Therefore, the larger the Simpson index in the system, the higher the diversity of Gene.

Hypothetical Test

The diversity index describes the diversity of microbial communities within a sample, but how the diversity differs between samples requires a hypothesis test (also often called a significance test). The commonly used parametric test method is T test/analysis of variance, and the commonly used nonparametric test method is Wilcoxon/Kruskal-Wallis test.

  • Parametric test: It is necessary to assume that the sample conforms to a specific distribution (usually a normal distribution) and then perform a statistical test on the mean and variance of the parameters. When the number of comparison groups is equal to 2, the T test is commonly used, and when the number of comparison groups is greater than 2, analysis of variance is commonly used.
  • Nonparametric test: When it is impossible to determine which distribution the sample belongs to, first sort the samples according to certain sorting rules, and then perform a statistical test on the ranking. This method has no requirements on data distribution, but its sensitivity will be lower than that of parametric tests. When the number of comparison groups is equal to 2, Wilcoxon is commonly used, and when the number of comparison groups is greater than 2, Kruskal-Wallis is commonly used.

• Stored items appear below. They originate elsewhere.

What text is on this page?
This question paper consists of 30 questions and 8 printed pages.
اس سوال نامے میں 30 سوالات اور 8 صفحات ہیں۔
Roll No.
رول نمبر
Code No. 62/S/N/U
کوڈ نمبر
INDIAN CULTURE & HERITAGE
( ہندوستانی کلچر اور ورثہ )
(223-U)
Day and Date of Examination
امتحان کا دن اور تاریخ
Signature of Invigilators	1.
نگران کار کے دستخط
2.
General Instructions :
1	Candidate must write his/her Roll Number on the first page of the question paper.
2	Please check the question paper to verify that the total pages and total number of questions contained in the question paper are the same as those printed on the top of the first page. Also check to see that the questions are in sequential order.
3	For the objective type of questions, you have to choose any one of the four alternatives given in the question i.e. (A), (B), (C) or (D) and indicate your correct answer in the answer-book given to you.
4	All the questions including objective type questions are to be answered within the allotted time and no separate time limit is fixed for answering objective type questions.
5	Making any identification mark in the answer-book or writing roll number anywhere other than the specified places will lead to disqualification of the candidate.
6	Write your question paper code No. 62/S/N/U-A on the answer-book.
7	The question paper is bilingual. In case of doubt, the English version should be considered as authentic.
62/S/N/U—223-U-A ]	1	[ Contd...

The null hypothesis H0H_0 of the significance test is that the diversity indices of the two samples are not different. It is generally considered that when the significance test result p < 0.05, the null hypothesis is rejected, and the α diversity difference between the two samples is considered to be significant.

Data Visualization

The Dr. Tom system uses boxplots to visualize the results of Alpha Diversity Analysis.

FAQ

Q: What are the specific methods used to test Alpha diversity statistics?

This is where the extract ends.